The Canada Food Guide recommends that children four to eight years of age have five fruit or vegetable servings each day. For instance, one serving would include the equivalent of one medium-sized piece of fruit. If you pack two daily snacks containing one fruit or vegetable each, lunch need only have another one or two and you’re way ahead of the recommendations. Only one meat or meat alternative is required daily, which takes the strain off for those packing non-meat lunches at Jewish schools. And, if you choose a whole grain pasta or bread for a sandwich, you are featuring, at the very least, one to two of the four grain servings required.

Now for some practical options for main courses, that, if accompanied by a few fruits and vegetables – and plenty of water to satisfy thirst – will be healthy, easy to make and, hopefully, eaten by even the pickiest of eaters.

Sandwich combinations:
• Bagel and cream cheese, add lox if desired
• Grilled cheese works cold
• Hummus with diced cucumber and tomato
• Veggie wrap, use a whole-wheat tortilla and add black bean hummus, shredded peppers, carrots and jicama, or make it Mexican and use instead refried beans, diced tomato, peppers and sweet salsa
• Pesto with cucumber, sprouts and shredded carrot

Some different vegetables to try:
• Jicama (cut to look like sticks)
• Fennel (tastes a little like licorice)
• Small Japanese cucumbers (no need to cut, peel or wrap)
• Snap peas
• Roasted beets (makes kids teeth turn pink, making these roots briefly fun for school)
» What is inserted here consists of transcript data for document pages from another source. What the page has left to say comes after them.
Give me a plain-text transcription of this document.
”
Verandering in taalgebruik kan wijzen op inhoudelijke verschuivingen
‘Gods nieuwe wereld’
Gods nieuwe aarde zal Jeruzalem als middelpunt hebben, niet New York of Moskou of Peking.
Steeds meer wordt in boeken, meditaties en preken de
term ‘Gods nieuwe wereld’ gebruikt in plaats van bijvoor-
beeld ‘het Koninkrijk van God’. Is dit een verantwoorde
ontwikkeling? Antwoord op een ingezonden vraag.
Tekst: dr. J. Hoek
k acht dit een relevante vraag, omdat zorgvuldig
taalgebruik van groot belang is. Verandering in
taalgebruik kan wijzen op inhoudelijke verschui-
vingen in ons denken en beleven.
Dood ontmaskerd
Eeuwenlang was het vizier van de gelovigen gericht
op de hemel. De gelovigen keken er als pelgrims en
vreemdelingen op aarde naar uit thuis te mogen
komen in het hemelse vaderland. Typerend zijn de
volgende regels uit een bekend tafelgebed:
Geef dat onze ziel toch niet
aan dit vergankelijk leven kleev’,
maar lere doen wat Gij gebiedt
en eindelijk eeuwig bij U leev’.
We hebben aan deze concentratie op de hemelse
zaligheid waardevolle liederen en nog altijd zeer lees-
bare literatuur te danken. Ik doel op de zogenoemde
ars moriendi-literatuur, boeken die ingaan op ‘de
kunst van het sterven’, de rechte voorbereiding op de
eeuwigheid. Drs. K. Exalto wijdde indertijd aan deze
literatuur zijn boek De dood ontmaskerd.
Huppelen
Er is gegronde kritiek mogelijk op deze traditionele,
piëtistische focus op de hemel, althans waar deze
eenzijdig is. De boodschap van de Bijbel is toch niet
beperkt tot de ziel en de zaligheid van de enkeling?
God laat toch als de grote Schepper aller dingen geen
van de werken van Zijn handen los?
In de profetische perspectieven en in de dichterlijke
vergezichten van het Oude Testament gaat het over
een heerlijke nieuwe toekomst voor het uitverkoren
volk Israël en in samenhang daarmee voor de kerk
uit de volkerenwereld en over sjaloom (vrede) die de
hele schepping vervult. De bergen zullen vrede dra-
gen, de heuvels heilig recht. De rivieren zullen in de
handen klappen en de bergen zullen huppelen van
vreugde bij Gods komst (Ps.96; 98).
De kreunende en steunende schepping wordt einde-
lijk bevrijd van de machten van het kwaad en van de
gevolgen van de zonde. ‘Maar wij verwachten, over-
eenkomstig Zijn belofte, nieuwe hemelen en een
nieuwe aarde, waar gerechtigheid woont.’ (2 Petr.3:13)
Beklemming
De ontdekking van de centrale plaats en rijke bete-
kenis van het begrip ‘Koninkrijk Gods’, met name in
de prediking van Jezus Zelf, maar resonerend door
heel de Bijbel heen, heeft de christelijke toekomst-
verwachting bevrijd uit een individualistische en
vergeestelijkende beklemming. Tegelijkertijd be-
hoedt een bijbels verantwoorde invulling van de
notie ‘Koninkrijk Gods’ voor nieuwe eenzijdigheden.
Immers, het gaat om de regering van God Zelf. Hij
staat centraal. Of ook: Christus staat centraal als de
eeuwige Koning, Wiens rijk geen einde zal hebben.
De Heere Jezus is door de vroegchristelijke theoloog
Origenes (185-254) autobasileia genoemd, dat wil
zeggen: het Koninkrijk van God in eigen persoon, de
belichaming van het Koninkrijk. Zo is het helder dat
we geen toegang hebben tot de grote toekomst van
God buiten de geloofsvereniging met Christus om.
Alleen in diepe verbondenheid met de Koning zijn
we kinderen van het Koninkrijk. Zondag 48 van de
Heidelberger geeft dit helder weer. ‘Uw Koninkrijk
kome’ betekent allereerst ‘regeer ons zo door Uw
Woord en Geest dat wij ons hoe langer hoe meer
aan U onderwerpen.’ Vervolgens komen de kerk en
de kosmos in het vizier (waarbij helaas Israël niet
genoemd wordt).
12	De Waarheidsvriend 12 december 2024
Some other healthy choices
• Cheese slices
• Hard-boiled egg
• Noodles with pesto or tomato sauce, capers or olives and feta, or other cheeses or cheese substitute
• Couscous with chick peas
• Quinoa with cranberries and dried apricots (quinoa provides complete proteins and balanced amino acids)
• Salmon “candy” (available at fish stores and Costco)
• Sesame baked tofu (toss firm tofu cubes with sesame oil and seeds, olive oil, soy sauce and bake – it’s yummy cold)
• Puréed or noodle soups – try minestrone

Michelle Dodek has two kids in school and makes veggie-friendly lunches daily.